Unit Cohesion - Part 2

In the previous rambling post I babbled on about some of the terms and discussions that have surfaced about unit cohesion and related matters, and I highlighted two of the key concepts (for my purposes, but in general too) from Marshall's famous book.  Here I plan to outline my course of action for the paper, and I'll draw on some of the other stuff I've read (not hitherto mentioned) - and some of the past stuff I've written, both in the earlier Warwick blog, and in the Procopius book.  I don't think the copy I submit will say too much on the background that I mentioned in the previous post, as it seems there's a lot to say, and I want to cover as much as I can in my 7000 words (and that's all in).

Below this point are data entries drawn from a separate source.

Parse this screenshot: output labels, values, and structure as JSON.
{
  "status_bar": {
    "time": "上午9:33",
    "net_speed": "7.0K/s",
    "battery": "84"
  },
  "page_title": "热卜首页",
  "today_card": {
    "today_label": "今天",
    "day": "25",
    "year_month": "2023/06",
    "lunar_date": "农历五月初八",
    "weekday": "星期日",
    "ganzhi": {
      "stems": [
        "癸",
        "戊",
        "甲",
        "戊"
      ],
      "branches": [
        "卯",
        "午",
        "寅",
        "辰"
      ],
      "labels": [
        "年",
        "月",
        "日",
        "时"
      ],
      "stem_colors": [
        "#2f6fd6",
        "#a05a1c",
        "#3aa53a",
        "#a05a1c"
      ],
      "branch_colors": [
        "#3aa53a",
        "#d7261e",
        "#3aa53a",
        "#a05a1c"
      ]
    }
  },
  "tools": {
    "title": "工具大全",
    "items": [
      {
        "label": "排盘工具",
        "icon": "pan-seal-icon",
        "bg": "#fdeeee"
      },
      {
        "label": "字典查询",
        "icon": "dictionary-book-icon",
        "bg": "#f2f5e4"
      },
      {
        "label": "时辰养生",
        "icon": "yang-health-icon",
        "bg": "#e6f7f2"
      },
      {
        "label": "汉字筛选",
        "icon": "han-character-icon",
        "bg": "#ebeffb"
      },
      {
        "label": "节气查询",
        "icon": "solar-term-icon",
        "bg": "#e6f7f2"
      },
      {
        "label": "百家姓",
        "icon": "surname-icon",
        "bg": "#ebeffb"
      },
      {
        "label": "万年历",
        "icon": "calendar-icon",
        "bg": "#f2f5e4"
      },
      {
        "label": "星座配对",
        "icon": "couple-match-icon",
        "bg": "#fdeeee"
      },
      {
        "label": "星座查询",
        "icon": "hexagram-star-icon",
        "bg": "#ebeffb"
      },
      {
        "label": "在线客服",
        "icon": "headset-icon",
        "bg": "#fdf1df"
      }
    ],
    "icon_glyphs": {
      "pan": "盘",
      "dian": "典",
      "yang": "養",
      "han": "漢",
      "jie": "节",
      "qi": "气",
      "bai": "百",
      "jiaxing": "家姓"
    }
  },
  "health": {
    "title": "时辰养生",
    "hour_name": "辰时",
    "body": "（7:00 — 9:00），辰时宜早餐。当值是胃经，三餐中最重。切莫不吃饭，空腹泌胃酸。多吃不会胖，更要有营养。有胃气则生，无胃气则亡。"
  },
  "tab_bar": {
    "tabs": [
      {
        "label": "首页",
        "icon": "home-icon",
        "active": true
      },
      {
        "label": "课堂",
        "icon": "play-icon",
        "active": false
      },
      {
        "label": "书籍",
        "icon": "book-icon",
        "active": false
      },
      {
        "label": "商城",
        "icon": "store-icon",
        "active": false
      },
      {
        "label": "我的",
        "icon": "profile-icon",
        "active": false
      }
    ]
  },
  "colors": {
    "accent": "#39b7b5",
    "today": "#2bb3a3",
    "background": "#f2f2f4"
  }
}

So, let's start with the definition:  " the bonding together of soldiers in such a way as to sustain their will and commitment to each other, the unit, and mission accomplishment, despite combat or mission stress".  From what I can gather, there are a number of ways that I might look for evidence of how, or even if, soldiers bonded together in combat, despite the limitations of the evidence.  Those that seem most profitable include:  the institution of the army/military and its mission; unit sizes within the army/military in all their variety, and in what contexts we expect to find them; the objectives of particular wars, and whether they were achieved or not (success or failure); brotherhood, and in particular whether there is evidence for men forming these sorts of bonds; ideology, whether there was any particular ideology that might have motivated soldiers; and the leadership, especially at the highest levels.

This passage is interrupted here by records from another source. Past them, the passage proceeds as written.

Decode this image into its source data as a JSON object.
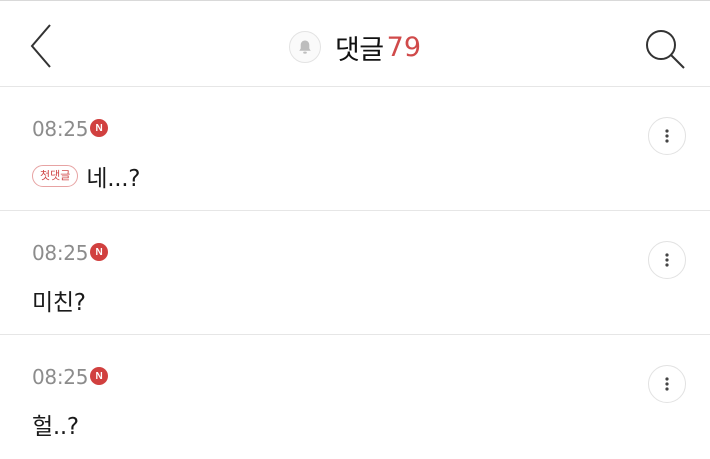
{
  "header": {
    "title": "댓글",
    "count": "79",
    "icons": {
      "back": "chevron-left-icon",
      "bell": "bell-icon",
      "search": "search-icon"
    }
  },
  "comments": [
    {
      "time": "08:25",
      "new_badge": "N",
      "first_tag": "첫댓글",
      "text": "네...?"
    },
    {
      "time": "08:25",
      "new_badge": "N",
      "text": "미친?"
    },
    {
      "time": "08:25",
      "new_badge": "N",
      "text": "헐..?"
    }
  ],
  "colors": {
    "accent": "#d04a4a",
    "badge": "#d1403f",
    "meta": "#8c8c8c",
    "divider": "#e6e6e6"
  }
}
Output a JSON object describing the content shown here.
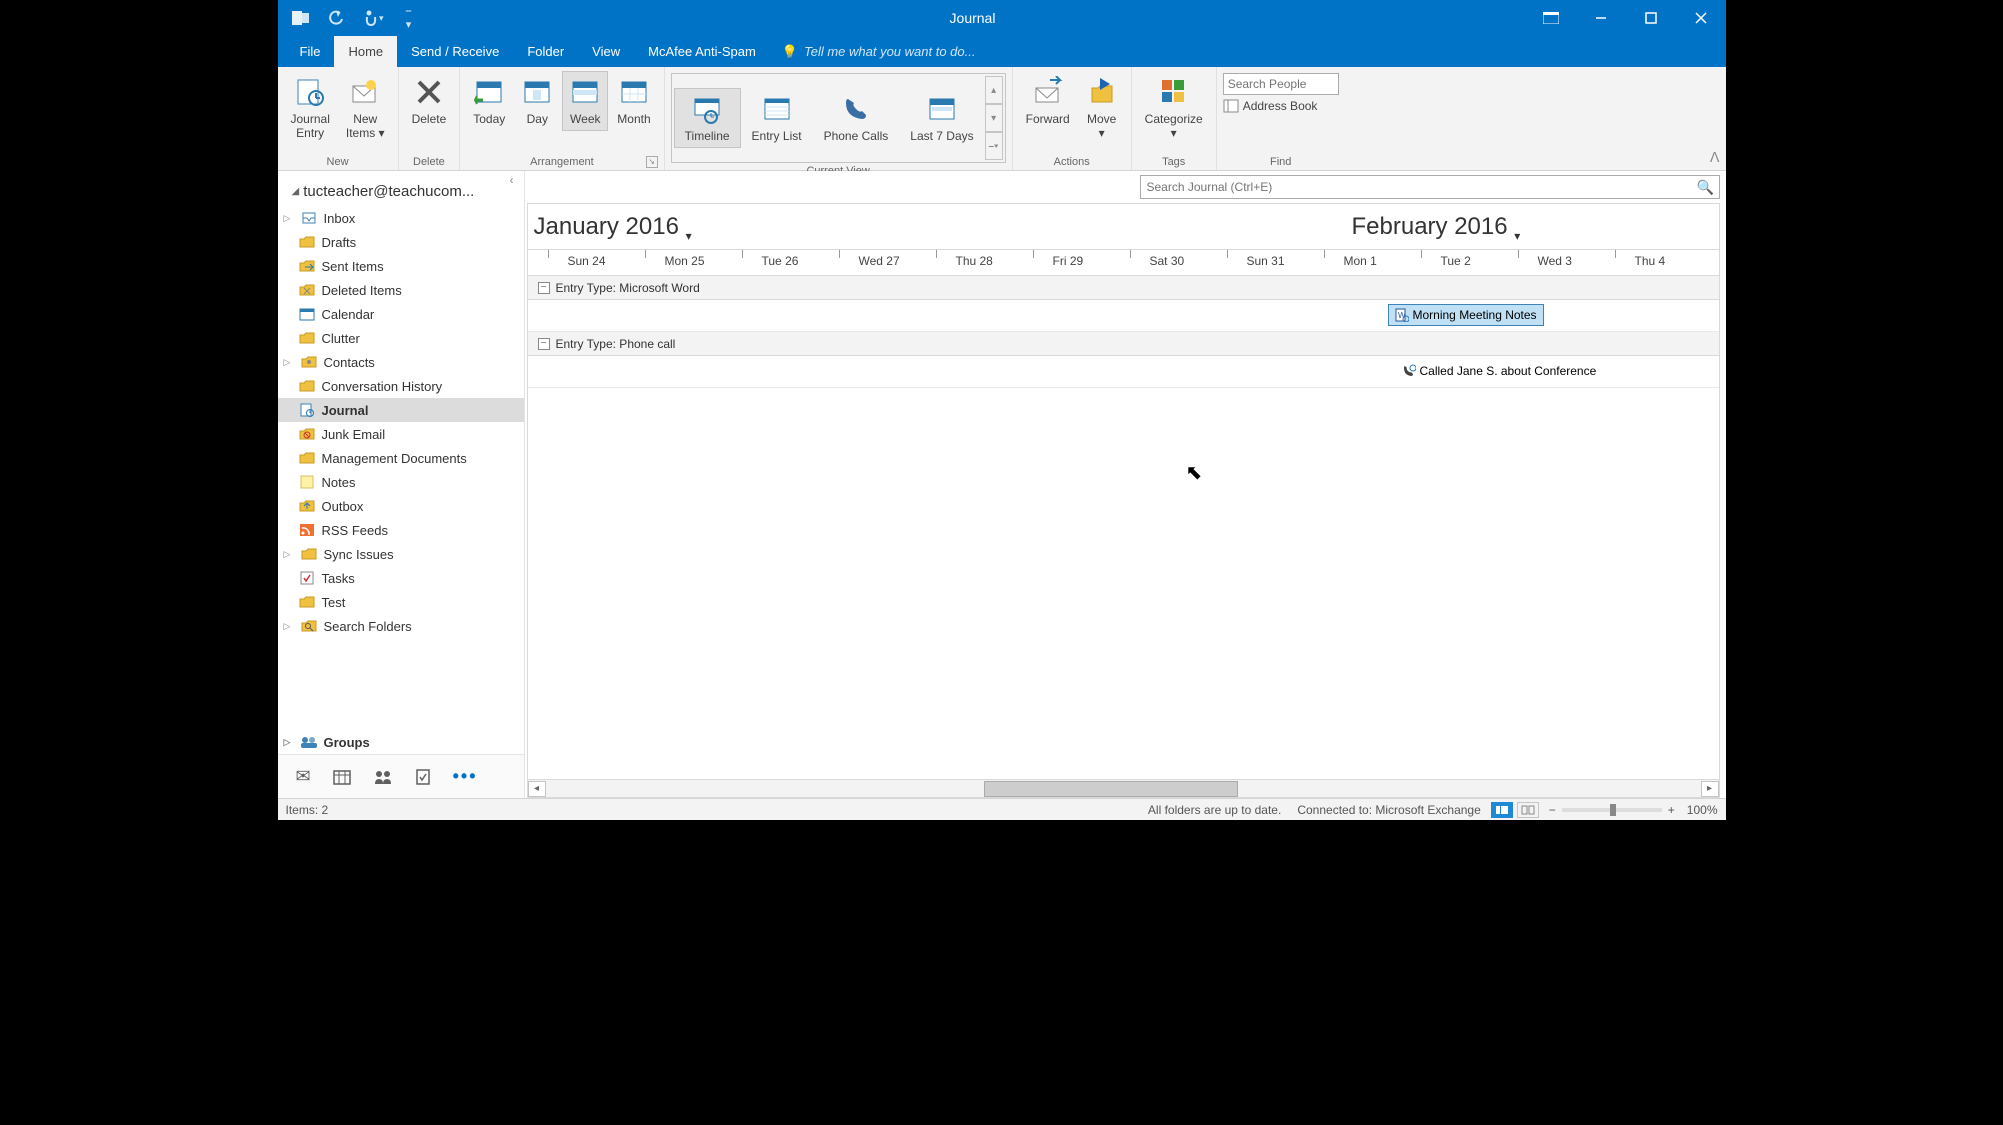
{
  "title": "Journal",
  "tabs": {
    "file": "File",
    "home": "Home",
    "sendreceive": "Send / Receive",
    "folder": "Folder",
    "view": "View",
    "mcafee": "McAfee Anti-Spam"
  },
  "tellme": "Tell me what you want to do...",
  "ribbon": {
    "new": {
      "journal_entry": "Journal\nEntry",
      "new_items": "New\nItems",
      "label": "New"
    },
    "delete": {
      "delete": "Delete",
      "label": "Delete"
    },
    "arrangement": {
      "today": "Today",
      "day": "Day",
      "week": "Week",
      "month": "Month",
      "label": "Arrangement"
    },
    "current_view": {
      "timeline": "Timeline",
      "entry_list": "Entry List",
      "phone_calls": "Phone Calls",
      "last7": "Last 7 Days",
      "label": "Current View"
    },
    "actions": {
      "forward": "Forward",
      "move": "Move",
      "label": "Actions"
    },
    "tags": {
      "categorize": "Categorize",
      "label": "Tags"
    },
    "find": {
      "search_placeholder": "Search People",
      "address_book": "Address Book",
      "label": "Find"
    }
  },
  "account": "tucteacher@teachucom...",
  "folders": [
    {
      "name": "Inbox",
      "expandable": true,
      "icon": "inbox"
    },
    {
      "name": "Drafts",
      "icon": "folder"
    },
    {
      "name": "Sent Items",
      "icon": "sent"
    },
    {
      "name": "Deleted Items",
      "icon": "trash"
    },
    {
      "name": "Calendar",
      "icon": "calendar"
    },
    {
      "name": "Clutter",
      "icon": "folder"
    },
    {
      "name": "Contacts",
      "expandable": true,
      "icon": "contacts"
    },
    {
      "name": "Conversation History",
      "icon": "folder"
    },
    {
      "name": "Journal",
      "icon": "journal",
      "selected": true
    },
    {
      "name": "Junk Email",
      "icon": "junk"
    },
    {
      "name": "Management Documents",
      "icon": "folder"
    },
    {
      "name": "Notes",
      "icon": "notes"
    },
    {
      "name": "Outbox",
      "icon": "outbox"
    },
    {
      "name": "RSS Feeds",
      "icon": "rss"
    },
    {
      "name": "Sync Issues",
      "expandable": true,
      "icon": "folder"
    },
    {
      "name": "Tasks",
      "icon": "tasks"
    },
    {
      "name": "Test",
      "icon": "folder"
    },
    {
      "name": "Search Folders",
      "expandable": true,
      "icon": "search"
    }
  ],
  "groups_label": "Groups",
  "search_journal_placeholder": "Search Journal (Ctrl+E)",
  "months": {
    "m1": "January 2016",
    "m2": "February 2016"
  },
  "days": [
    "Sun 24",
    "Mon 25",
    "Tue 26",
    "Wed 27",
    "Thu 28",
    "Fri 29",
    "Sat 30",
    "Sun 31",
    "Mon 1",
    "Tue 2",
    "Wed 3",
    "Thu 4"
  ],
  "entry_types": {
    "word": "Entry Type: Microsoft Word",
    "phone": "Entry Type: Phone call"
  },
  "entries": {
    "word": "Morning Meeting Notes",
    "phone": "Called Jane S. about Conference"
  },
  "status": {
    "items": "Items: 2",
    "sync": "All folders are up to date.",
    "conn": "Connected to: Microsoft Exchange",
    "zoom": "100%"
  }
}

In terms of the army as institution, it seems it would be useful to set out how men were recruited and why, and even what the purpose of the military was.  For unit sizes, it would be good to set these out - from the largest to the smallest.  Here the evidence of Maurice is likely to help the most, even if the divisions he describes are a combination of the factual and the fictional, or so it seems.  If I can establish the presence of smallish units, like the contubernia of old, then I'll have the size of unit most relevant to discussions of primary group cohesion.  Whether I'll be able to tell if the men in these units spent a lot of time together is another matter, both when it came to combat and times of rest (at home - bases, etc.).  Did each little unit fight as a whole as part of a larger whole?  Would they always be mixed in with the others in larger formations, and how did this effect any perceived sense of brotherhood?  Vaguely related to units sizes is the standard and/or battle flag.  Do they serve as symbols of units still, and what impact do they have on cohesion?

When it comes to objectives, I'll focus on some Justinianic-era wars, and the three big ones that fill the pages of Procopius' Wars.  Can we deduce Roman objectives in those wars?  Were they successful?  Did they fail?  Can we find evidence of the performance of particular units?  Do we have evidence for particular units within particular battles or conflicts?  Related to this, were any soldiers ideologically motivated, and what sort of ideologies might they be?  In the case of Persia we could imagine them fighting for freedom, or better security.  But what about those western invasions?  Perhaps some were compelled, while others when voluntarily.  Why?

Finally (at least at this stage in the planning), there's leadership. What role did Rome's generals play in ensuring the cohesiveness of the participating units, if any?  This pops up in a small portion of the material I've read - in an interesting paper by Eckstein, for instance, who highlights the stress that Polybius places in the role of leadership.  Incidentally, and not surprisingly (for all sorts of reasons), so does Procopius.

Anyway, that's where I am.  These two posts have taken me quite a lot longer to do than I'd expected.  They also seem to be inspiring to undertake a larger study of combat motivation in Roman antiquity.  That's another matter, however - and I seem to be getting ahead of myself.  If nothing else, I think too much Procopius is probably a bad thing, so I should try to limit my exposure.